A: The short answer is several thousand bucks and a whole lot of accuracy. Enterprise-class launch monitors like Foresight and Trackman provide a significantly higher degree of accuracy and considerably more data points. This isn’t a case of paying a lot to get a little bit more. The differences are massive, which is what you should expect, given that most of these personal launch monitors cost less than 3% of what professional-grade gear sells for.

Q: What data can I get from a personal launch monitor?

A: Every model provides a slightly different dataset. All of them will give you ball speed and an estimated carry distance. Pricier units often provide additional data like launch angle and backspin. Some take a stab at head data like clubhead speed and attack angle. Few (if any) provide offline or dispersion numbers, and frankly, most spin numbers from small devices shouldn’t be entirely trusted. You need to decide if just the basics are good enough, or if you want as much data as possible – even if it isn’t entirely reliable.

Q: What is Smash Factor?

A: Smash factor is a common club performance metric. Several of the devices we tested provide this value (with varying degrees of accuracy). The Smash Factor formula is simple. It’s ball speed /clubhead speed (ball speed divided by head speed). The theoretical (and reasonable limit) for Smash Factor is 1.5 (maximum efficiency). When a device doesn’t accurately measure ball speed, head speed, or both, Smash Factor becomes meaningless. Anything above 1.45 with a driver is excellent, while anything much above 1.5 typically means either actual ball speed was slower than measured or club speed was faster than measured.

Q: Are all personal launch monitors accurate?

A: To put it bluntly, No. In fact, most aren’t. Skytrak is just short of excellent indoors, has a robust software package, and comes the closest to the enterprise units.
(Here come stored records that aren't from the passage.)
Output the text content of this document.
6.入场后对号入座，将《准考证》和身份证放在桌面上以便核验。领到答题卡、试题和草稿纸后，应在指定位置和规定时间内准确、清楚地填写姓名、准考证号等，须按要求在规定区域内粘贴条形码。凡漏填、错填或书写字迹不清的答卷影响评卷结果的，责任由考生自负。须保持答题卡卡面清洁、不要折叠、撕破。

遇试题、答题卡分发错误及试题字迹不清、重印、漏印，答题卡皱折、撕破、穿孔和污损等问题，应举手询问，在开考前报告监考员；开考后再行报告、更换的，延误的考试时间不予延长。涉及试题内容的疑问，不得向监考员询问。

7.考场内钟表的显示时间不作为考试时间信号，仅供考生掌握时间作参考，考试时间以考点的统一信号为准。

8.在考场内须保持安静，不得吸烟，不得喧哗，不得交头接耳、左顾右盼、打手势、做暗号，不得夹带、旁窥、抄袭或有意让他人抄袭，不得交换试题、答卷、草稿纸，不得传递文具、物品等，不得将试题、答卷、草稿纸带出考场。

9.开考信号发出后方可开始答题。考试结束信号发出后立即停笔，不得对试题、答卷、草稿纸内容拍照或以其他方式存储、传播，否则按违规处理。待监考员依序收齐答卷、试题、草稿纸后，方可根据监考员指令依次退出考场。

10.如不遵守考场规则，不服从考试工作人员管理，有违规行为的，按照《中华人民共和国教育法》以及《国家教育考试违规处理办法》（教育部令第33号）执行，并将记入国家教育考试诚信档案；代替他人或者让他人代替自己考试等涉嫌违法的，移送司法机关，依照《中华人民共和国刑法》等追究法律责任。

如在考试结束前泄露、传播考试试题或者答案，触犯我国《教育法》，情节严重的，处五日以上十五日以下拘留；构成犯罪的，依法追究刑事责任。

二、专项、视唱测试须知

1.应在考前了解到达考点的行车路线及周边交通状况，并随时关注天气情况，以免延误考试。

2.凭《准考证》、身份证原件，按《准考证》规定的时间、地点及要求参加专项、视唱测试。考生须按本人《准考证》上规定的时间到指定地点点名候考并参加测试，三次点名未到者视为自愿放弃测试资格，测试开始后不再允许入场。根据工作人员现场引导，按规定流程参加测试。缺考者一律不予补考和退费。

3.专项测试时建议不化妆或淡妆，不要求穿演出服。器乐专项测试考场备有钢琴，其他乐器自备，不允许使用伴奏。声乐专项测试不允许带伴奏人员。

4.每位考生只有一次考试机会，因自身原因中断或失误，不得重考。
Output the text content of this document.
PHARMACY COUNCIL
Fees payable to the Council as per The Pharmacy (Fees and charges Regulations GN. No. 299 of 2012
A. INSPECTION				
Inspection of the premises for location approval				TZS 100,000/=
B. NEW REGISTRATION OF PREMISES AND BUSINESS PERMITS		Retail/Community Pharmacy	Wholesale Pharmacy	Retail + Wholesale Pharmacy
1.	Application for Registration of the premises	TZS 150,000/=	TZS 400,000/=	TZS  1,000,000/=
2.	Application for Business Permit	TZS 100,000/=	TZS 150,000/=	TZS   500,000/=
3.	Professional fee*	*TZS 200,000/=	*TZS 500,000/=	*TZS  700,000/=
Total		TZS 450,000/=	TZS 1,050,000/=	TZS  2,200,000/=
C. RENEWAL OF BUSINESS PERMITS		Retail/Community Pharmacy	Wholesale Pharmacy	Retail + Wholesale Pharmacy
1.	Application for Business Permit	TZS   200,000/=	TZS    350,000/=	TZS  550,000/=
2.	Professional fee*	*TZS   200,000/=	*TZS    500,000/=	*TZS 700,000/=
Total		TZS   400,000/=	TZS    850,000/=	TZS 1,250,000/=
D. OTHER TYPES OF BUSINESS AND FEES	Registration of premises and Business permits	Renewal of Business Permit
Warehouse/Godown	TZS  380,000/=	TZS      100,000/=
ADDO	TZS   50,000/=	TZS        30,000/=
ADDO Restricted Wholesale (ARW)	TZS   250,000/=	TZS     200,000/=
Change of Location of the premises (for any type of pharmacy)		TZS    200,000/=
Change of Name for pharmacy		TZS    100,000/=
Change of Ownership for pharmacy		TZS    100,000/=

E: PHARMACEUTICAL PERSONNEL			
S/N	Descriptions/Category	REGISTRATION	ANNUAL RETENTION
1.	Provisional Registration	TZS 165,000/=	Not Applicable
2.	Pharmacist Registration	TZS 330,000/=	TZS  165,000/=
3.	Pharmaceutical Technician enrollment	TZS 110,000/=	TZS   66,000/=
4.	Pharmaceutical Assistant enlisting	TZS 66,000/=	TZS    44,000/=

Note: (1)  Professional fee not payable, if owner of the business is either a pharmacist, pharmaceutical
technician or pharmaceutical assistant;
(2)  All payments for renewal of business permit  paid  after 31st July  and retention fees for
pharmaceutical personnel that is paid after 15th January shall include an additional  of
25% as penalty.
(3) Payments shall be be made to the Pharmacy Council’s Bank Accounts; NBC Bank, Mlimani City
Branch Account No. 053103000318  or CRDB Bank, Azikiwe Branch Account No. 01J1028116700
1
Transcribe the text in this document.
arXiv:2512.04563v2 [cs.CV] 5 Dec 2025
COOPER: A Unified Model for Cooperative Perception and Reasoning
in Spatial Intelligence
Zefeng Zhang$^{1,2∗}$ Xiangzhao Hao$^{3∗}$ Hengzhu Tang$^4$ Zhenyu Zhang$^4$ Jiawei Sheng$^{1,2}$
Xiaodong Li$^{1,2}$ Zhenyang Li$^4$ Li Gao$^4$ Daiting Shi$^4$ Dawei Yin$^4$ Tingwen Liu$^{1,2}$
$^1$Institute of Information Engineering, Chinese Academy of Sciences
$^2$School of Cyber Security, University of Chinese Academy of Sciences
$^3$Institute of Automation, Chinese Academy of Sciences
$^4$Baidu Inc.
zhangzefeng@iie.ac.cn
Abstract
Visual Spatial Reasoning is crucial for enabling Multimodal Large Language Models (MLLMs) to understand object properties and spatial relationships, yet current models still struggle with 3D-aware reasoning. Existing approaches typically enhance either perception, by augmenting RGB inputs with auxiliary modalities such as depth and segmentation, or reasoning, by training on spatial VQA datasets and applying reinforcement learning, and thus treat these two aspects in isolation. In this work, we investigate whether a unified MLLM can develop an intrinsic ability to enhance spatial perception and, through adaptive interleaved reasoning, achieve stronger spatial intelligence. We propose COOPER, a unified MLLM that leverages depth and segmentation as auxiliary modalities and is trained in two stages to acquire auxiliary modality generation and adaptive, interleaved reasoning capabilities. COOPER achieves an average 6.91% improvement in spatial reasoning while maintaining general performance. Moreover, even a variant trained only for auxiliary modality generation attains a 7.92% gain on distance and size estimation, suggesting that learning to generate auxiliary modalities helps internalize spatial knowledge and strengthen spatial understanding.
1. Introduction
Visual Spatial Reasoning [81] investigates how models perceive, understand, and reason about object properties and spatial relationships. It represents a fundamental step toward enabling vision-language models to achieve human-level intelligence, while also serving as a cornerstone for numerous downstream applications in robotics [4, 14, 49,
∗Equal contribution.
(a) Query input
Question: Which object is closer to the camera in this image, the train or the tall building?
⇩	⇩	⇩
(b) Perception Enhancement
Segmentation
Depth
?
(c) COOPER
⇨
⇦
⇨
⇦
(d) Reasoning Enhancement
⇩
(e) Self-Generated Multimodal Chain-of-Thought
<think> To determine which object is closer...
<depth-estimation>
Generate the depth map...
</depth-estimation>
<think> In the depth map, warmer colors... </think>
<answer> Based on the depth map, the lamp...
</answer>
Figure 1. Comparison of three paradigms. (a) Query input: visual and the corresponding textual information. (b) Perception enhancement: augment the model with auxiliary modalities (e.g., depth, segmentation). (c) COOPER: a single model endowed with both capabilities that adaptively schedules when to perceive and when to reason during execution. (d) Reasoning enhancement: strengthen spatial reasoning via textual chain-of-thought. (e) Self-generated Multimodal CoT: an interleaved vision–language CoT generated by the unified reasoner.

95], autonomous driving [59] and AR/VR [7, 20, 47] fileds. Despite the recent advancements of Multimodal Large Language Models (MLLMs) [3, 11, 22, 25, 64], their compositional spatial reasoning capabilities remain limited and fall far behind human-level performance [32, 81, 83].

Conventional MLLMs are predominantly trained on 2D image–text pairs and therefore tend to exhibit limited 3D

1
It also costs 4x as much as the next highest-priced units tested. That said, sunlight and reflections cause issues outdoors; it struggles to keep up with high swing speed golfers, and doesn’t provide head data. The Rapsodo MLM is reasonably accurate, but it works outdoors only, and provide an extremely narrow set of data. Mevo works similarly both indoor and out, but misreads aren’t uncommon. To get pro-level metrics, reliability, and accuracy, you’ll need to spend thousands more.